NVA und Bundeswehr: Nach 15 Jahren ist beim Militär längst zusammengewachsen, was überhaupt nicht zusammengehörte

Von Matthias Schlegel

Als der Bausoldat Rainer Eppelmann 1964 seinem Politoffizier gegenübersaß, sagte der zu ihm: „Sie sehen vor sich den künftigen Oberbürgermeister von Köln – denn wir werden den Klassenfeind auf seinem Territorium schlagen.“ Der Traum des Mannes ging bekanntlich nicht in Erfüllung. Doch auch für sein Gegenüber, der den Dienst mit dem Spaten dem mit der Waffe vorgezogen hatte, verlief alles ganz anders, als er es sich hätte träumen lassen. Im Jahr 1990, sitzt der einstige Bausoldat wieder einem Offizier der Nationalen Volksarmee (NVA) gegenüber. Der Oberst sagt zu ihm: „Ich verstehe mich als Abrüstungsoffizier.“ Eppelmann ist inzwischen dessen oberster Dienstherr: Minister für Abrüstung und Verteidigung der DDR. Und er hat keinen Zweifel an der Ehrlichkeit seines Gegenüber. Wenige Monate später geht die NVA in der Bundeswehr auf.
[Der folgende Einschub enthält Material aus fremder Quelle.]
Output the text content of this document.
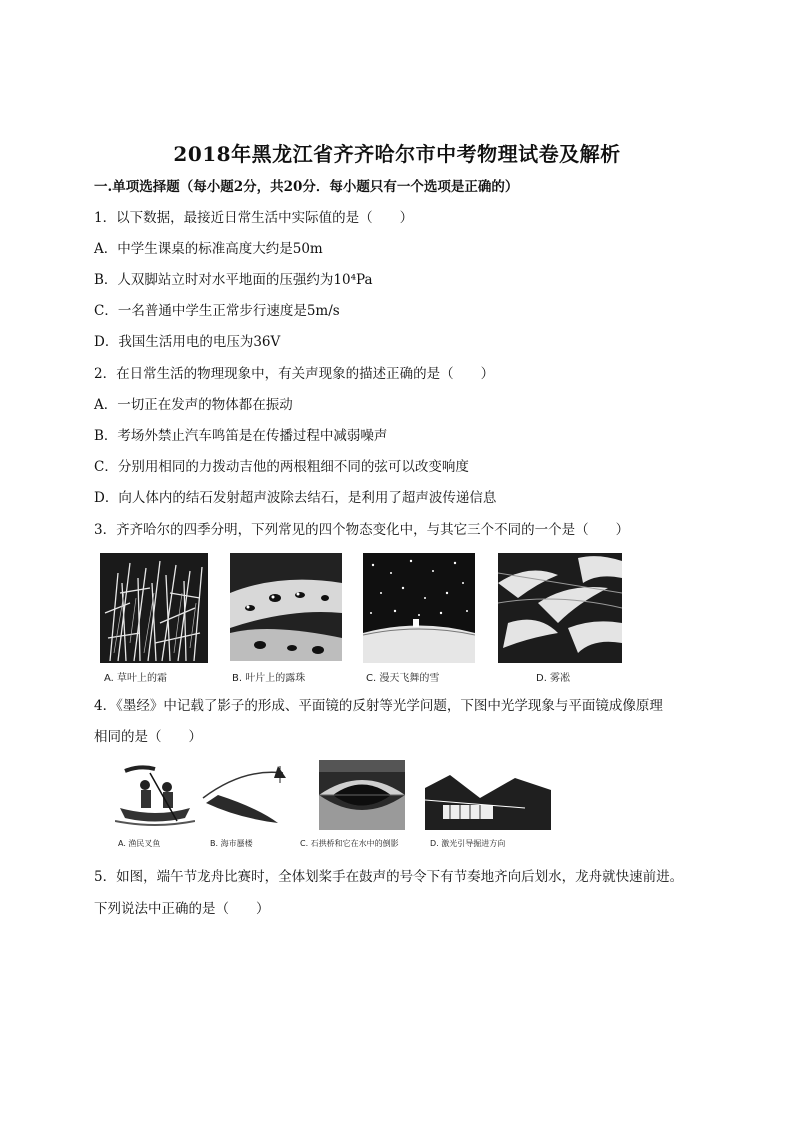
2018年黑龙江省齐齐哈尔市中考物理试卷及解析
一.单项选择题（每小题2分，共20分．每小题只有一个选项是正确的）
1．以下数据，最接近日常生活中实际值的是（　　）
A．中学生课桌的标准高度大约是50m
B．人双脚站立时对水平地面的压强约为10⁴Pa
C．一名普通中学生正常步行速度是5m/s
D．我国生活用电的电压为36V
2．在日常生活的物理现象中，有关声现象的描述正确的是（　　）
A．一切正在发声的物体都在振动
B．考场外禁止汽车鸣笛是在传播过程中减弱噪声
C．分别用相同的力拨动吉他的两根粗细不同的弦可以改变响度
D．向人体内的结石发射超声波除去结石，是利用了超声波传递信息
3．齐齐哈尔的四季分明，下列常见的四个物态变化中，与其它三个不同的一个是（　　）
A. 草叶上的霜	B. 叶片上的露珠	C. 漫天飞舞的雪	D. 雾凇
4．《墨经》中记载了影子的形成、平面镜的反射等光学问题，下图中光学现象与平面镜成像原理
相同的是（　　）
A. 渔民叉鱼	B. 海市蜃楼	C. 石拱桥和它在水中的倒影	D. 激光引导掘进方向
5．如图，端午节龙舟比赛时，全体划桨手在鼓声的号令下有节奏地齐向后划水，龙舟就快速前进。
下列说法中正确的是（　　）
Dass die Armeen, die sich an der Nahtstelle der hochgerüsteten militärischen Blöcke auf Sichtweite gegenüberstanden, innerhalb historisch kürzester Frist zusammenwuchsen, gehört zu den Wundern der deutschen Einheit. Undenkbar wäre das ohne die vorausgegangene friedliche Revolution in der DDR gewesen. Sie hatte bewirkt, dass zwischen Prora und Löbau ein Feindbild zerbröselt, ein von Drill und Unterwerfung geprägtes militärisches System zusammengebrochen, ein von der SED durchideologisierter Apparat zerfallen war.
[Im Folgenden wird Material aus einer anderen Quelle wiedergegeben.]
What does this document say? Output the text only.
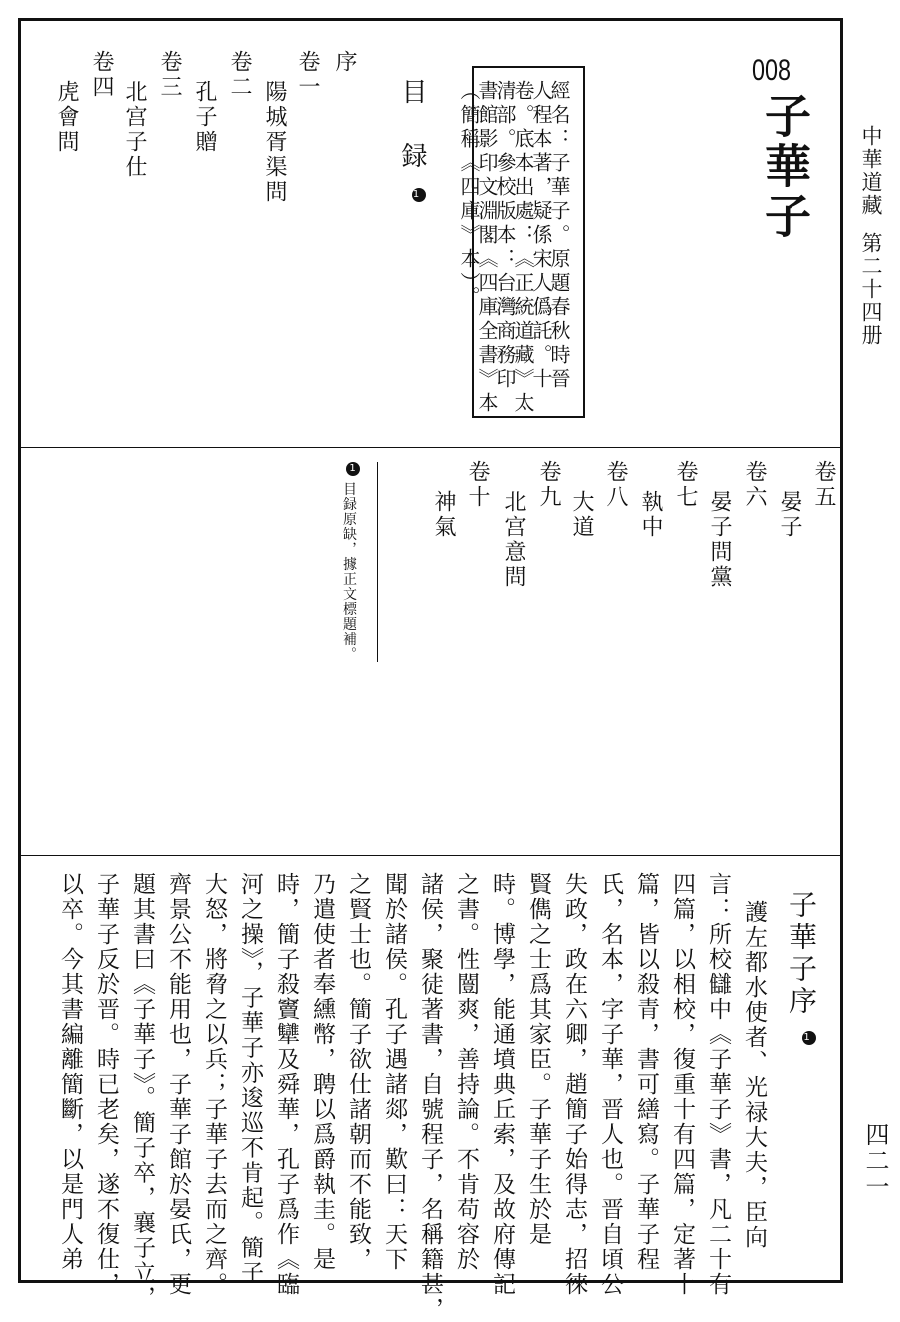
中華道藏
第二十四册
四二一
008
子華子
經名：子華子。原題春秋時晉
人程本著，疑係宋人僞託。十
卷。底本出處：《正統道藏》太
清部。參校版本：台灣商務印
書館影印文淵閣《四庫全書》本
（簡稱《四庫》本）。
目　録 1
序
卷一
陽城胥渠問
卷二
孔子贈
卷三
北宫子仕
卷四
虎會問
卷五
晏子
卷六
晏子問黨
卷七
執中
卷八
大道
卷九
北宫意問
卷十
神氣
1 目録原缺，據正文標題補。
子華子序 1
護左都水使者、光禄大夫，臣向
言：所校讎中《子華子》書，凡二十有
四篇，以相校，復重十有四篇，定著十
篇，皆以殺青，書可繕寫。子華子程
氏，名本，字子華，晋人也。晋自頃公
失政，政在六卿，趙簡子始得志，招徠
賢儁之士爲其家臣。子華子生於是
時。博學，能通墳典丘索，及故府傳記
之書。性闓爽，善持論。不肯苟容於
諸侯，聚徒著書，自號程子，名稱籍甚，
聞於諸侯。孔子遇諸郯，歎曰：天下
之賢士也。簡子欲仕諸朝而不能致，
乃遣使者奉纁幣，聘以爲爵執圭。是
時，簡子殺竇犫及舜華，孔子爲作《臨
河之操》，子華子亦逡巡不肯起。簡子
大怒，將脅之以兵；子華子去而之齊。
齊景公不能用也，子華子館於晏氏，更
題其書曰《子華子》。簡子卒，襄子立，
子華子反於晋。時已老矣，遂不復仕，
以卒。今其書編離簡斷，以是門人弟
Unter dem Druck der Ereignisse im Land und der unaufhaltsamen Delegitimierung der politischen Führung hatte Admiral Theodor Hoffmann am 18. November 1989 den bisherigen Verteidigungsminister Armeegeneral Heinz Keßler abgelöst. Wegen der vielen, kaum noch zu kontrollierenden Demonstrationen in den Städten waren zwar NVA-untypische, flexible Hundertschaften gebildet worden, und es wurde auch schon mal für den südlichen Militärbezirk erhöhte Gefechtsbereitschaft ausgerufen – aber zu einem Eingreifen der Armee gegen die eigene Bevölkerung kam es nicht. Doch ohnehin war innerhalb der Truppe längst Unmut über Missstände, Demokratiedefizite und unfähige Vorgesetzte laut geworden. Hoffmann sollte die Militärreform organisieren und die Demoralisierung der Truppe aufhalten.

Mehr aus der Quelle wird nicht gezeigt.